4Haarman AEG, Enthoven CA, Tideman JWL, Tedja MS, Verhoeven VJM, Klaver CCW. The Complications of Myopia: A Review and Meta-Analysis. Invest Ophthalmol Vis Sci. 2020 Apr 9;61(4):49. doi: 10.1167/iovs.61.4.49.

Sédentarité, surpoids, obésité

L’usage excessif des écrans peut favoriser la sédentarité et le manque d’activité physique des enfants et adolescents, entraînant surpoids ou obésité, responsables de nombreuses maladies chroniques, cardiovasculaires ou métaboliques.

Or en 2020, l’Agence nationale de sécurité sanitaire (Anses) alertait les pouvoirs publics, à partir de données de 2016 , sur l’inactivité physique et la sédentarité chez les jeunes français.

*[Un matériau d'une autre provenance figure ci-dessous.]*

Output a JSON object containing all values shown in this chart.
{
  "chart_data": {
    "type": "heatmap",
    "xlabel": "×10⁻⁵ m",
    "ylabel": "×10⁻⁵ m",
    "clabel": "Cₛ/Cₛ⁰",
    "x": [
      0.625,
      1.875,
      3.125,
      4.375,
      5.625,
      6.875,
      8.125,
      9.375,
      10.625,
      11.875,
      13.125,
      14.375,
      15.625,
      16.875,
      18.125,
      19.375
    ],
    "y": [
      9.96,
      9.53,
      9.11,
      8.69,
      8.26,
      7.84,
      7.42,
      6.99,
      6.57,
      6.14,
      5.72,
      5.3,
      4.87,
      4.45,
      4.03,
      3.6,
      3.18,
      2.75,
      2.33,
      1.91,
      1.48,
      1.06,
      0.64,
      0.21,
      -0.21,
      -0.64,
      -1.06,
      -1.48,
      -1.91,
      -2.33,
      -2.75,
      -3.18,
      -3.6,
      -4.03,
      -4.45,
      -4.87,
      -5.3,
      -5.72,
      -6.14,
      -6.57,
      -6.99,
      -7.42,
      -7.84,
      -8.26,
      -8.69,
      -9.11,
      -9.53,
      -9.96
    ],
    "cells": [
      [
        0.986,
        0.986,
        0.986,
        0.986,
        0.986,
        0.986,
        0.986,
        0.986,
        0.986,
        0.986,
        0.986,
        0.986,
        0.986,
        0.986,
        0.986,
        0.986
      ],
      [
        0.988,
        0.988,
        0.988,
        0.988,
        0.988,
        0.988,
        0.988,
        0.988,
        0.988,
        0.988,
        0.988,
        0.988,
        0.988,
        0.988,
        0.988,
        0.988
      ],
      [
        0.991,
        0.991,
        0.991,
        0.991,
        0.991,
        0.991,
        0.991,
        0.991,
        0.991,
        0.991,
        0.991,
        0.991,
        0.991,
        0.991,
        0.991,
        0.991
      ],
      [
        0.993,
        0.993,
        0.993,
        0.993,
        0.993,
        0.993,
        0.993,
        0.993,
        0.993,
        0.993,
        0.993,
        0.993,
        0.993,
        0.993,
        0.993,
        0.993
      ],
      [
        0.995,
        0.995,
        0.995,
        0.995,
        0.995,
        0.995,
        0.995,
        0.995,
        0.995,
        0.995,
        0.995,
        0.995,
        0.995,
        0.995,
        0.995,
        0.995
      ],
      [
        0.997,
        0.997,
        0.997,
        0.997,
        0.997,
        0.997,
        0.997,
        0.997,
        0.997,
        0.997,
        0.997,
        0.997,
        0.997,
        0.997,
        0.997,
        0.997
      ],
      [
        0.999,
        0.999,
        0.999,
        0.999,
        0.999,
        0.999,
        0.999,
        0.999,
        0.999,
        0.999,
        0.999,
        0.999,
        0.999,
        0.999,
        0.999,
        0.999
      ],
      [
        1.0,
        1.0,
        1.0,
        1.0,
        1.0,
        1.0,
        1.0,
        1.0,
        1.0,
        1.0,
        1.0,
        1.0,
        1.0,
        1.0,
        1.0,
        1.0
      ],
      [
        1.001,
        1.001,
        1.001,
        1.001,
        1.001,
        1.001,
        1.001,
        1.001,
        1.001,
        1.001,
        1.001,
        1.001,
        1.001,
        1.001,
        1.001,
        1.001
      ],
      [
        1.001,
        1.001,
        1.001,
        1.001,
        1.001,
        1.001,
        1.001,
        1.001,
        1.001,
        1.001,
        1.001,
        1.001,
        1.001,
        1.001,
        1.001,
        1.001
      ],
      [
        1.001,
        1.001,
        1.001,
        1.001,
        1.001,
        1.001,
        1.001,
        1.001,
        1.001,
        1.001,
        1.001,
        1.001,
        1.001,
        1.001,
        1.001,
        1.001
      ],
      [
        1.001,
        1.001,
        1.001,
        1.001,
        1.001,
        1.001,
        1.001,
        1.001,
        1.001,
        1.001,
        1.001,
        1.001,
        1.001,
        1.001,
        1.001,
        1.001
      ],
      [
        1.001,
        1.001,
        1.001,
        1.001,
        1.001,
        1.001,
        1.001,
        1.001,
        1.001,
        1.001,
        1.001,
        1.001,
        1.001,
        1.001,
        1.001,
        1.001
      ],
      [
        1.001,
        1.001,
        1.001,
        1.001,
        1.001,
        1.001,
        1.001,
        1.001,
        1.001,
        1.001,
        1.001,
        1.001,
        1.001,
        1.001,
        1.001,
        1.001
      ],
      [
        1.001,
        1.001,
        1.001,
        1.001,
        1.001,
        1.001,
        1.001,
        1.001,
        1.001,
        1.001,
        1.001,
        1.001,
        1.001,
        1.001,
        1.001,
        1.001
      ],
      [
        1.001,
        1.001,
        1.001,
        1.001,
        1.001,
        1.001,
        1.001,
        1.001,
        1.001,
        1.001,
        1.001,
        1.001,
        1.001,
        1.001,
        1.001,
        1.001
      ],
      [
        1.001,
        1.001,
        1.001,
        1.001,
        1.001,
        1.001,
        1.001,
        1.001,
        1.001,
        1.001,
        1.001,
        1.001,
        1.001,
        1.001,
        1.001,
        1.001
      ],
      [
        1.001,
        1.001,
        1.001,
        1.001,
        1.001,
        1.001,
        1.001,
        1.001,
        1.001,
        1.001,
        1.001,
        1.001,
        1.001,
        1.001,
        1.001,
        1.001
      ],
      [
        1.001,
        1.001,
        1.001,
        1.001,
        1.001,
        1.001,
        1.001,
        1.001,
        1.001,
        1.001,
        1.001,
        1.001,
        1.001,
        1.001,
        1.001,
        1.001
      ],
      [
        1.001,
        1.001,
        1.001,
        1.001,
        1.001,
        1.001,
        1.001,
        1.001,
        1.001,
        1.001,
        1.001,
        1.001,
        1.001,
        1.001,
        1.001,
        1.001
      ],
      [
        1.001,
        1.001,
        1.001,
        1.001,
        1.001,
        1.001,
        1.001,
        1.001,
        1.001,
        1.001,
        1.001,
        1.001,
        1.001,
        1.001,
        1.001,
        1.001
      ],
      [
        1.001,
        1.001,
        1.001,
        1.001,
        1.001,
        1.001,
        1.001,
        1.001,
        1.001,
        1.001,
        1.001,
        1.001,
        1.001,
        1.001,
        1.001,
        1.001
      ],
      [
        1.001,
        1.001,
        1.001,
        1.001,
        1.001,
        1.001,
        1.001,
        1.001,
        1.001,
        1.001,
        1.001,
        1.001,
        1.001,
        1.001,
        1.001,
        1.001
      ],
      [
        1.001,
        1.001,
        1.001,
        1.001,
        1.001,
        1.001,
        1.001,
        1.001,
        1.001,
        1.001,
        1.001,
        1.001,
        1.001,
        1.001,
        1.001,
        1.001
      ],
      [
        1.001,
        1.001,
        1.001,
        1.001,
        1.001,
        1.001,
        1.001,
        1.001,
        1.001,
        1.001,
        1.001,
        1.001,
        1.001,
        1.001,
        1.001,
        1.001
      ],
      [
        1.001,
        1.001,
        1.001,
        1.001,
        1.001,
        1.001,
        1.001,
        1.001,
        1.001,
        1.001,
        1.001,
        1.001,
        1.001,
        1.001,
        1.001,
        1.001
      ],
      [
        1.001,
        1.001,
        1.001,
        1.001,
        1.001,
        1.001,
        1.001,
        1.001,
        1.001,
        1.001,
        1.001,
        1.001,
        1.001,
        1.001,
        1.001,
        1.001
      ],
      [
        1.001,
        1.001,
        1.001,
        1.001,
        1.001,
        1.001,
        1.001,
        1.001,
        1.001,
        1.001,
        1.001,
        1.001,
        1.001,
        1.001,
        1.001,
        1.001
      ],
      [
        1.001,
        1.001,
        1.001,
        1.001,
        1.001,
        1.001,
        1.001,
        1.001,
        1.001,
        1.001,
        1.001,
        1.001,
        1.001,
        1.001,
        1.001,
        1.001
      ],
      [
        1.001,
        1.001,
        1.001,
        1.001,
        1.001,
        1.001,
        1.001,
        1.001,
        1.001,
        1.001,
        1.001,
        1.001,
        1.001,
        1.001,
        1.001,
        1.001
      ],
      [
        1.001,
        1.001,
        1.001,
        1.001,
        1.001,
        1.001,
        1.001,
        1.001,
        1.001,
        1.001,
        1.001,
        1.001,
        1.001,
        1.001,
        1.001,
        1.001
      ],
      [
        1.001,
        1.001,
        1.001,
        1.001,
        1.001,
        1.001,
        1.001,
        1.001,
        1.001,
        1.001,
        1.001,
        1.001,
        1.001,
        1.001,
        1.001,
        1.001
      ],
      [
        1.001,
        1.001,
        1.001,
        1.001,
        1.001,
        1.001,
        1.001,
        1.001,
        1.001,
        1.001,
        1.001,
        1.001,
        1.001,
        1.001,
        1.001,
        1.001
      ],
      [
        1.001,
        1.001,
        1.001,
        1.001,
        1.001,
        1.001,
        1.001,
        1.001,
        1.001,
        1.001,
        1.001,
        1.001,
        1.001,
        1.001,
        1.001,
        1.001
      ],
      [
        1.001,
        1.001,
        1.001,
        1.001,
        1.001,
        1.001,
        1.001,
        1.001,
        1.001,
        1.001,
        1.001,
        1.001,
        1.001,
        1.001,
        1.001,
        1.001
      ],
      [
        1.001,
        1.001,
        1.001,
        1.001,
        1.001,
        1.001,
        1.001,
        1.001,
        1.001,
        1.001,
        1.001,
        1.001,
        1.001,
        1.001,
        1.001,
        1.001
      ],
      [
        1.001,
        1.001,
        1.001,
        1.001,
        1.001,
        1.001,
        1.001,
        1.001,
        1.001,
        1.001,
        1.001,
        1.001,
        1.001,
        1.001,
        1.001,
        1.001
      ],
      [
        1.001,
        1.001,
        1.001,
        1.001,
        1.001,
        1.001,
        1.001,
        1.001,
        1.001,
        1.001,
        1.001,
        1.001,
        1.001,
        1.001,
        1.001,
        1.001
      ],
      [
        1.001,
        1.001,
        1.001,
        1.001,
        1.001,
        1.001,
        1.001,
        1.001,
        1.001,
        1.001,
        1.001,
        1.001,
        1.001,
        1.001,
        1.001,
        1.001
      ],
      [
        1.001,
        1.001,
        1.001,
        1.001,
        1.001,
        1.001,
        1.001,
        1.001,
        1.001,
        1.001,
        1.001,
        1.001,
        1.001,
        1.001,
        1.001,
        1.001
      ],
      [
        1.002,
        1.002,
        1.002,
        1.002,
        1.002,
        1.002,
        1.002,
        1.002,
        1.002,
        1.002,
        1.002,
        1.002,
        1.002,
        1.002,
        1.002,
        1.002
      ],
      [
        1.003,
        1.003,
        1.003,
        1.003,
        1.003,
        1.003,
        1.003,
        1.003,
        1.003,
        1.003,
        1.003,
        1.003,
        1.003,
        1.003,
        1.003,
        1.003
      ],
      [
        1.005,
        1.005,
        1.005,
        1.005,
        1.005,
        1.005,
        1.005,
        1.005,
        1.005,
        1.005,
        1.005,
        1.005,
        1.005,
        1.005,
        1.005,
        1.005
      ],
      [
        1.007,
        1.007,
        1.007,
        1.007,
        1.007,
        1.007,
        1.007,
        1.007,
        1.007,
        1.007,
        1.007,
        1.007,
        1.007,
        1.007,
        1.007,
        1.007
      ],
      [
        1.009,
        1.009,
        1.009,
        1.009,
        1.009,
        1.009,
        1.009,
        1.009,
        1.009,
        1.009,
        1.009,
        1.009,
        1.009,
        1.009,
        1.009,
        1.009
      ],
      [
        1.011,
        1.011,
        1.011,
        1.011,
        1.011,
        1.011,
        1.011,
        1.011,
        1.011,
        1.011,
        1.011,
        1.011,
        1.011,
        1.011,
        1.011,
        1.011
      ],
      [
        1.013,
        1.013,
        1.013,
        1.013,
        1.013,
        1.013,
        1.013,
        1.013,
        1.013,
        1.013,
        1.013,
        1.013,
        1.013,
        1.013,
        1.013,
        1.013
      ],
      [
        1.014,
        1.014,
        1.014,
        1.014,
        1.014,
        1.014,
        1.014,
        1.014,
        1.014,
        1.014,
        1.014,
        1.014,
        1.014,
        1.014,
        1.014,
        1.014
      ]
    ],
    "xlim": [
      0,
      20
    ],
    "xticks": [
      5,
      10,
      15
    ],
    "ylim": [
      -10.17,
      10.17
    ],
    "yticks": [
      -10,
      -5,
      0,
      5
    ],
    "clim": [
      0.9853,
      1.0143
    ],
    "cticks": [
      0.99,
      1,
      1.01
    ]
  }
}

Ainsi 33 % des enfants de moins de 3 ans ne pratiquaient aucune activité physique d’extérieur. Entre 3 et 10 ans, un tiers des garçons et deux tiers des filles étaient considérés comme sédentaires. Entre 11 et 17 ans, 20 % des garçons et plus de la moitié des filles étaient considéré comme sédentaires.

Si les écrans ne peuvent à seuls expliquer la sédentarité et le manque d’activité physique, il est indéniable qu’ils y contribuent car ils supposent une position immobile, assise ou allongée.

Dégradation du développement social

Enfin, le développement social et affectif peut lui aussi être entravé. Le repli sur les activités numériques limite les interactions réelles, pourtant essentielles à la construction de l’empathie, des habiletés sociales et de la gestion des émotions.

Les échanges virtuels ne remplacent pas la richesse des relations vécues, ni les apprentissages qui se font dans la rencontre, le jeu partagé ou la frustration constructive.